Começou a caminhar na direção em que vira a ruiva sem responder Azarado. Ele e a Megera tentaram acompanhar o passo, mas a multidão começava a se adensar ao redor deles. Damon empurrava e passava no meio das pessoas sem se importar com os protestos e xingamentos em suas costas, e quando finalmente conseguiu se aproximar, sentiu como se houvesse engolido veneno. Não era ela. Pra falar a verdade, não a via em lugar nenhum."Agora eu também estou vendo coisas? E por que ela?". Engoliu em seco e seus dedos apertaram com força o cabo da adaga. Virou as costas, dando de cara com seus parceiros ofegantes.

— Vamos pra Gruta. — E voltou a andar pela Baixada dos Miseráveis.

A noite começava a esfriar, era sempre assim, quanto mais alta a lua estava no céu, mais frio o tempo ficava e coincidentemente, era sempre na hora mais fria que as coisas aconteciam. Damon tinha um péssimo pressentimento para aquela noite, mas depois de enfrentar Zael, sabia que precisava continuar.

Os archotes já estavam todos acesos há algumas horas, mas pouco faziam para esquentar o ambiente. As chamas eram fracas e bruxuleavam, criando um espetáculo de sombras que se alastrava pelo chão. As formas pareciam querer agarrar os transeuntes que agora já se tornavam escassos devido à localização onde se encontravam. O caçador notou que eram poucos os que se aventuravam por ali, e os que o faziam não tinham uma aparência amigável. Não pareciam temê-lo, afinal, mesmo sendo extremamente mortal, Damon não tinha uma aparência intimidadora. Seu aspecto podia ser considerado sedutor, e talvez fosse por isso que ganhasse tantos confrontos: era subestimado.

— Ei, gracinha! — um bêbado se aproximou com dificuldade deles, cambaleando. Ele apontava uma pequena navalha para a Megera e segurava uma garrafa pela metade com a outra mão. — Vem cá, vem... — dizia, com a voz arrastada, trôpega. A mulher riu e levou a mão até a empunhadura de sua espada, mas o homem tropeçou e bateu a testa no chão com um barulho assustador. O Azarado sorriu e enfiou as mãos no bolso. Reparara nos lábios dele se mexendo momentos antes, mas preferiu não comentar. A Megera não precisava saber que o Azarado tirara a sorte de seu precário pretendente.

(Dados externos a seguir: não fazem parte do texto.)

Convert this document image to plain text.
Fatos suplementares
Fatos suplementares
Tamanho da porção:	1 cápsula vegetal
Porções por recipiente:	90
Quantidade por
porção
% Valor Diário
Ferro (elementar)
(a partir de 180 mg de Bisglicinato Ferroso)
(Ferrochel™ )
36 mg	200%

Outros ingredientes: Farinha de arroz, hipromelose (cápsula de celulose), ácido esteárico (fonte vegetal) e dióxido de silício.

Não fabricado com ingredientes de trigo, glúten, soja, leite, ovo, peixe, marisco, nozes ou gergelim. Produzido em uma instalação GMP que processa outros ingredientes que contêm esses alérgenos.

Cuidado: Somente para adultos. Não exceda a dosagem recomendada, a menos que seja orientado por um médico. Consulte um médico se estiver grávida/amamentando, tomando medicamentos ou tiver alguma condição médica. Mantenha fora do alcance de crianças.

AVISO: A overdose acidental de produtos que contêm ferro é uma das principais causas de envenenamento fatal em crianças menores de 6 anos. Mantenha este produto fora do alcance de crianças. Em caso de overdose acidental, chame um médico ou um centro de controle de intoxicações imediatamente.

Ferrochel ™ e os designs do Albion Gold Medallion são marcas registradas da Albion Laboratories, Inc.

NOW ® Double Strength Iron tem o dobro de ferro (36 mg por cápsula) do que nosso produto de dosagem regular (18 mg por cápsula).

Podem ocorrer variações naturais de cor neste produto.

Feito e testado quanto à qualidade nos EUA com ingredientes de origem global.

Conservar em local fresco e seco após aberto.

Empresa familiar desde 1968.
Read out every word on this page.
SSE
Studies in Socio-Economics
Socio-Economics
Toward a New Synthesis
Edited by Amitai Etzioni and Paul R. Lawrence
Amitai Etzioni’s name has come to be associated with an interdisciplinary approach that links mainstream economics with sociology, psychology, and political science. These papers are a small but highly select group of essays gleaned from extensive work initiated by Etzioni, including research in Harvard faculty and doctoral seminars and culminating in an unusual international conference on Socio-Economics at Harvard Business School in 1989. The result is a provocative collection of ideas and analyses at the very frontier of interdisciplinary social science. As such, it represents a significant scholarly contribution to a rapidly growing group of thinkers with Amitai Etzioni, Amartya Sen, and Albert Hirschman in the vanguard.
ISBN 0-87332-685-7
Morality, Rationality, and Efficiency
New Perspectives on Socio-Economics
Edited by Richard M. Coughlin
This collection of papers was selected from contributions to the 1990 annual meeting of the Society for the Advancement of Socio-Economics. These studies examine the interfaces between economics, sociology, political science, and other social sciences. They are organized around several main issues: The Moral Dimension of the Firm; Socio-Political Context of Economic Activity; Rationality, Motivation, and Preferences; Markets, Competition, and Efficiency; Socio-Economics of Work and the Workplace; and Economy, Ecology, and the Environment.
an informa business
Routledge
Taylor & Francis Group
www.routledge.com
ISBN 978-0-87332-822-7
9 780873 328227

— Então essa é a Gruta? — Perguntou Damon, parado de frente à pequena porta no centro de uma enorme parede de pedra com musgo suficiente para criar um pântano inteiro.

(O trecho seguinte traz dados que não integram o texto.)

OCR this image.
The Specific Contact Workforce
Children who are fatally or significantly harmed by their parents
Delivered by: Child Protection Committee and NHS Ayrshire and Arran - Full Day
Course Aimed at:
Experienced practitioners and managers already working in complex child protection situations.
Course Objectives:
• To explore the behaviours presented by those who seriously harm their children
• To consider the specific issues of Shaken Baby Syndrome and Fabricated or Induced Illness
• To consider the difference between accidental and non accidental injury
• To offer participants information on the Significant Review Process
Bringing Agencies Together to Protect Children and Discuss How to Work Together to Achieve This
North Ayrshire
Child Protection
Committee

— Tá brincando que vamos entrar aí, né? — A Megera tinha uma expressão facial de dar dó. Seu estômago estava visivelmente embrulhado, visto que uma de suas mãos apertava a barriga e a outra tapava a boca. — Olha o cheiro dessa porcaria!

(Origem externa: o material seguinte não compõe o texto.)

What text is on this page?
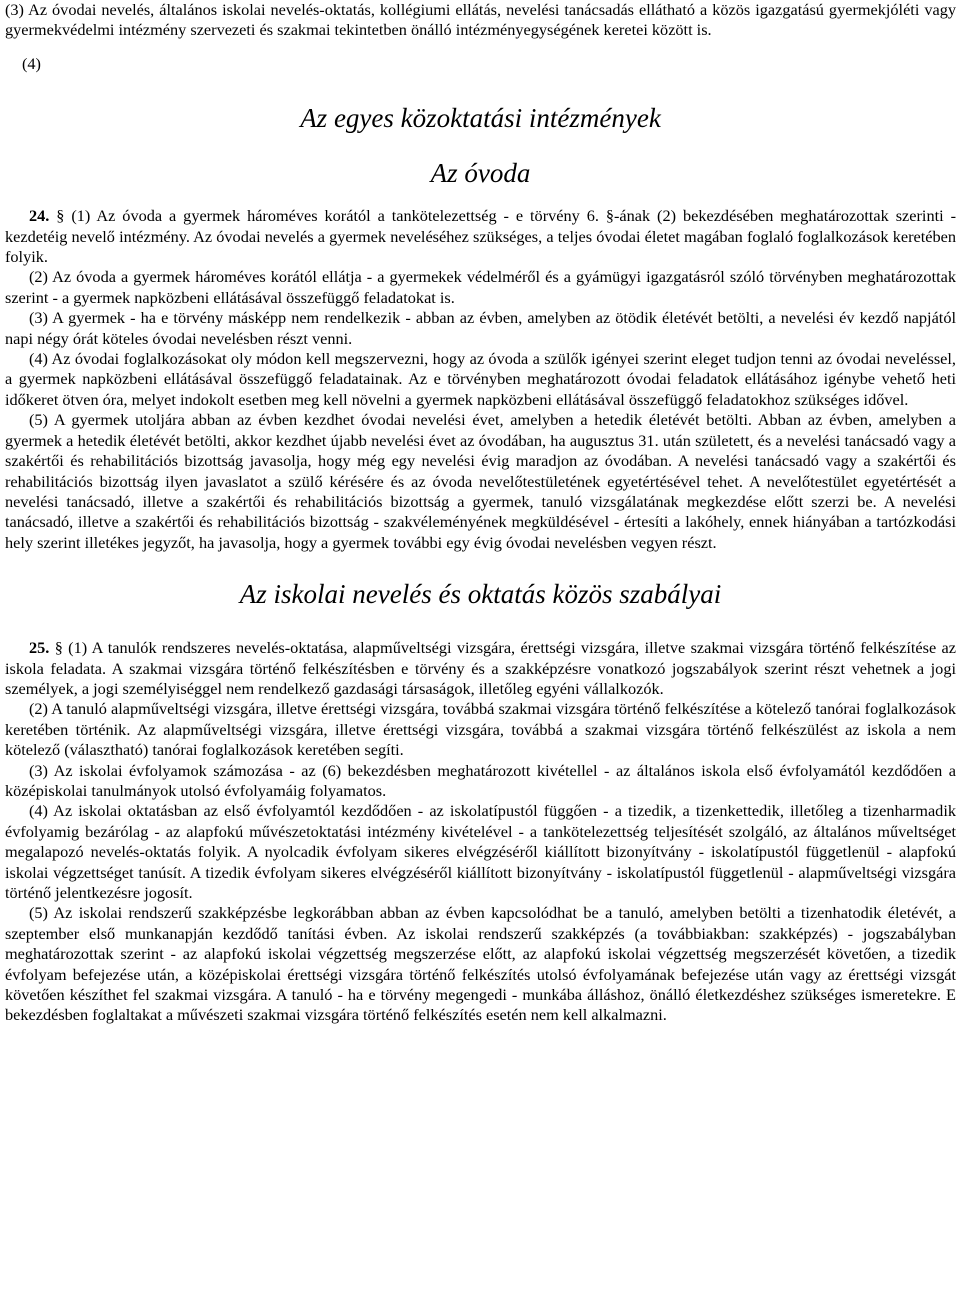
(3) Az óvodai nevelés, általános iskolai nevelés-oktatás, kollégiumi ellátás, nevelési tanácsadás ellátható a közös igazgatású gyermekjóléti vagy gyermekvédelmi intézmény szervezeti és szakmai tekintetben önálló intézményegységének keretei között is.

(4)

Az egyes közoktatási intézmények
Az óvoda

24. § (1) Az óvoda a gyermek hároméves korától a tankötelezettség - e törvény 6. §-ának (2) bekezdésében meghatározottak szerinti - kezdetéig nevelő intézmény. Az óvodai nevelés a gyermek neveléséhez szükséges, a teljes óvodai életet magában foglaló foglalkozások keretében folyik.

(2) Az óvoda a gyermek hároméves korától ellátja - a gyermekek védelméről és a gyámügyi igazgatásról szóló törvényben meghatározottak szerint - a gyermek napközbeni ellátásával összefüggő feladatokat is.

(3) A gyermek - ha e törvény másképp nem rendelkezik - abban az évben, amelyben az ötödik életévét betölti, a nevelési év kezdő napjától napi négy órát köteles óvodai nevelésben részt venni.

(4) Az óvodai foglalkozásokat oly módon kell megszervezni, hogy az óvoda a szülők igényei szerint eleget tudjon tenni az óvodai neveléssel, a gyermek napközbeni ellátásával összefüggő feladatainak. Az e törvényben meghatározott óvodai feladatok ellátásához igénybe vehető heti időkeret ötven óra, melyet indokolt esetben meg kell növelni a gyermek napközbeni ellátásával összefüggő feladatokhoz szükséges idővel.

(5) A gyermek utoljára abban az évben kezdhet óvodai nevelési évet, amelyben a hetedik életévét betölti. Abban az évben, amelyben a gyermek a hetedik életévét betölti, akkor kezdhet újabb nevelési évet az óvodában, ha augusztus 31. után született, és a nevelési tanácsadó vagy a szakértői és rehabilitációs bizottság javasolja, hogy még egy nevelési évig maradjon az óvodában. A nevelési tanácsadó vagy a szakértői és rehabilitációs bizottság ilyen javaslatot a szülő kérésére és az óvoda nevelőtestületének egyetértésével tehet. A nevelőtestület egyetértését a nevelési tanácsadó, illetve a szakértői és rehabilitációs bizottság a gyermek, tanuló vizsgálatának megkezdése előtt szerzi be. A nevelési tanácsadó, illetve a szakértői és rehabilitációs bizottság - szakvéleményének megküldésével - értesíti a lakóhely, ennek hiányában a tartózkodási hely szerint illetékes jegyzőt, ha javasolja, hogy a gyermek további egy évig óvodai nevelésben vegyen részt.

Az iskolai nevelés és oktatás közös szabályai

25. § (1) A tanulók rendszeres nevelés-oktatása, alapműveltségi vizsgára, érettségi vizsgára, illetve szakmai vizsgára történő felkészítése az iskola feladata. A szakmai vizsgára történő felkészítésben e törvény és a szakképzésre vonatkozó jogszabályok szerint részt vehetnek a jogi személyek, a jogi személyiséggel nem rendelkező gazdasági társaságok, illetőleg egyéni vállalkozók.

(2) A tanuló alapműveltségi vizsgára, illetve érettségi vizsgára, továbbá szakmai vizsgára történő felkészítése a kötelező tanórai foglalkozások keretében történik. Az alapműveltségi vizsgára, illetve érettségi vizsgára, továbbá a szakmai vizsgára történő felkészülést az iskola a nem kötelező (választható) tanórai foglalkozások keretében segíti.

(3) Az iskolai évfolyamok számozása - az (6) bekezdésben meghatározott kivétellel - az általános iskola első évfolyamától kezdődően a középiskolai tanulmányok utolsó évfolyamáig folyamatos.

(4) Az iskolai oktatásban az első évfolyamtól kezdődően - az iskolatípustól függően - a tizedik, a tizenkettedik, illetőleg a tizenharmadik évfolyamig bezárólag - az alapfokú művészetoktatási intézmény kivételével - a tankötelezettség teljesítését szolgáló, az általános műveltséget megalapozó nevelés-oktatás folyik. A nyolcadik évfolyam sikeres elvégzéséről kiállított bizonyítvány - iskolatípustól függetlenül - alapfokú iskolai végzettséget tanúsít. A tizedik évfolyam sikeres elvégzéséről kiállított bizonyítvány - iskolatípustól függetlenül - alapműveltségi vizsgára történő jelentkezésre jogosít.

(5) Az iskolai rendszerű szakképzésbe legkorábban abban az évben kapcsolódhat be a tanuló, amelyben betölti a tizenhatodik életévét, a szeptember első munkanapján kezdődő tanítási évben. Az iskolai rendszerű szakképzés (a továbbiakban: szakképzés) - jogszabályban meghatározottak szerint - az alapfokú iskolai végzettség megszerzése előtt, az alapfokú iskolai végzettség megszerzését követően, a tizedik évfolyam befejezése után, a középiskolai érettségi vizsgára történő felkészítés utolsó évfolyamának befejezése után vagy az érettségi vizsgát követően készíthet fel szakmai vizsgára. A tanuló - ha e törvény megengedi - munkába álláshoz, önálló életkezdéshez szükséges ismeretekre. E bekezdésben foglaltakat a művészeti szakmai vizsgára történő felkészítés esetén nem kell alkalmazni.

— Nós vamos entrar, e é melhor que você se prepare caso alguma coisa tente nos impedir. Eu sinceramente não acho que lá dentro seja um lugar normal. — Damon se aproximou da porta e chutou-a. As dobradiças estavam tão enferrujadas que até mesmo o vento podia derrubar aquela porta, mas isso não aconteceu. O impacto do chute foi praticamente anulado pela resistência da madeira. O caçador franziu o cenho e tocou as tábuas apodrecidas com a mão, sentindo as levíssimas vibrações que ela emanava. "Magia", deduziu imediatamente. Girou a maçaneta e a porta se abriu, com um rangido arrastado e agudo.

No exato momento em que pisou lá dentro, sentiu a atmosfera do ambiente mudar. A Gruta não era um lugar que despertava o medo, era um lugar que moldava o medo. Sentia a loucura pairando no ar, e seus parceiros também. A Megera caminhava devagar e atenta atrás dele, enquanto o Azarado olhava para todos os lados, o pescoço quase dando voltas completas para não deixar passar nenhum detalhe.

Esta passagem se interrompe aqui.